Long after his death, the Recruiter was mentioned by Jun-hee to Park Jung-bae about her expertise in Ddakji and later Thanos bullies Park Min-su and explains how the Recruiter prevented Thanos from falling off the bridge by giving him the card, which Min-su hesitated to have accepted that he got the card too.

===Squid Game season 3===
The Recruiter appears in a flashback in season 3. He is also seen on a photograph with Captain Park, which Choi Woo-seok discovers while searching for evidence to incriminate Park for secretly working with Hwang In-ho and the game runners.

==Concept and creation==
The Recruiter was created by Hwang Dong-hyuk and portrayed by Gong Yoo. Yoo worked with Hwang in a previous film, Silenced, and Hwang had asked him to appear in a small role in Squid Game. Speaking with Business Insider, Hwang gave the Recruiter a bigger role after his warm reception in the first season, wanting to show the true nature of his character: a "sadist" who does everything for the Games "for the love of the game," giving him his own narrative. Since Gong Yoo has only played good characters, Hwang was interested in seeing how he portrayed a crazy bad guy. When creating the character, Hwang ended up designing him as someone who lived a hard life, similar to that of the people who participate in the Game, and who was filled with hatred, hatred that he expressed in those kinds of people and thus believed himself to be better than them. A trailer showed the luxurious life of the Recruiter, being luxurious unlike the people he recruits. He has also become one of the faces of the phrase "Wanna play a game?", popularized by the Saw franchise.

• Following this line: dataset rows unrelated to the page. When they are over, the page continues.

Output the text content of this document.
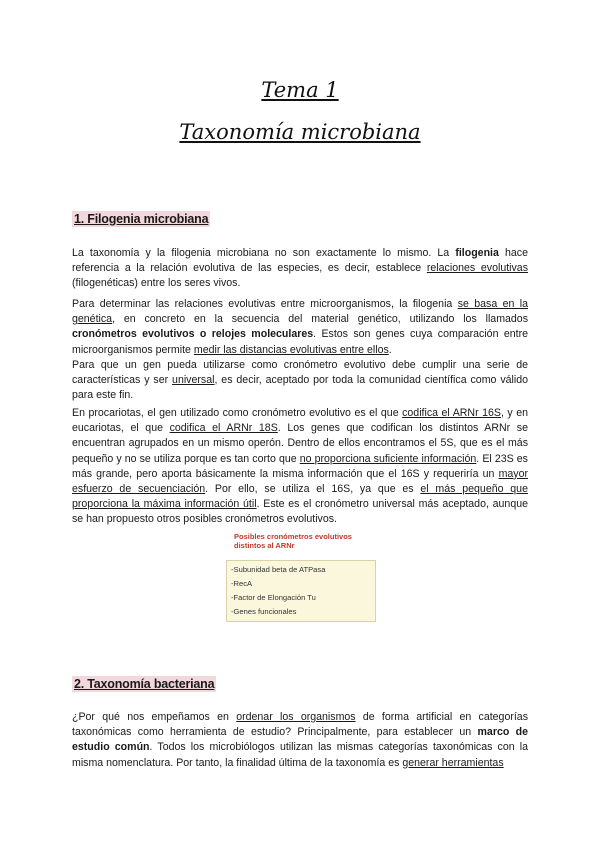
Tema 1
Taxonomía microbiana
1. Filogenia microbiana

La taxonomía y la filogenia microbiana no son exactamente lo mismo. La filogenia hace referencia a la relación evolutiva de las especies, es decir, establece relaciones evolutivas (filogenéticas) entre los seres vivos.

Para determinar las relaciones evolutivas entre microorganismos, la filogenia se basa en la genética, en concreto en la secuencia del material genético, utilizando los llamados cronómetros evolutivos o relojes moleculares. Estos son genes cuya comparación entre microorganismos permite medir las distancias evolutivas entre ellos.

Para que un gen pueda utilizarse como cronómetro evolutivo debe cumplir una serie de características y ser universal, es decir, aceptado por toda la comunidad científica como válido para este fin.

En procariotas, el gen utilizado como cronómetro evolutivo es el que codifica el ARNr 16S, y en eucariotas, el que codifica el ARNr 18S. Los genes que codifican los distintos ARNr se encuentran agrupados en un mismo operón. Dentro de ellos encontramos el 5S, que es el más pequeño y no se utiliza porque es tan corto que no proporciona suficiente información. El 23S es más grande, pero aporta básicamente la misma información que el 16S y requeriría un mayor esfuerzo de secuenciación. Por ello, se utiliza el 16S, ya que es el más pequeño que proporciona la máxima información útil. Este es el cronómetro universal más aceptado, aunque se han propuesto otros posibles cronómetros evolutivos.

Posibles cronómetros evolutivos distintos al ARNr
-Subunidad beta de ATPasa
-RecA
-Factor de Elongación Tu
-Genes funcionales
2. Taxonomía bacteriana

¿Por qué nos empeñamos en ordenar los organismos de forma artificial en categorías taxonómicas como herramienta de estudio? Principalmente, para establecer un marco de estudio común. Todos los microbiólogos utilizan las mismas categorías taxonómicas con la misma nomenclatura. Por tanto, la finalidad última de la taxonomía es generar herramientas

The dynamic established between the Recruiter and Seong Gi-hun in the first episode of the second season serves to show the different sides of humanity in this survival system.

==Reception==
Gong Yoo's brief reprise of the character in the second series received positive feedback from fans on social media. Roxana Hadadi, from Vulture, highlighted "the brilliance" of Gong's performance and "how feral, grotesque, and undeserving of happiness they really are [Recruiter's emotions] [...] qualities Gong Yoo brandishes with a precision as razor-sharp as that jawline."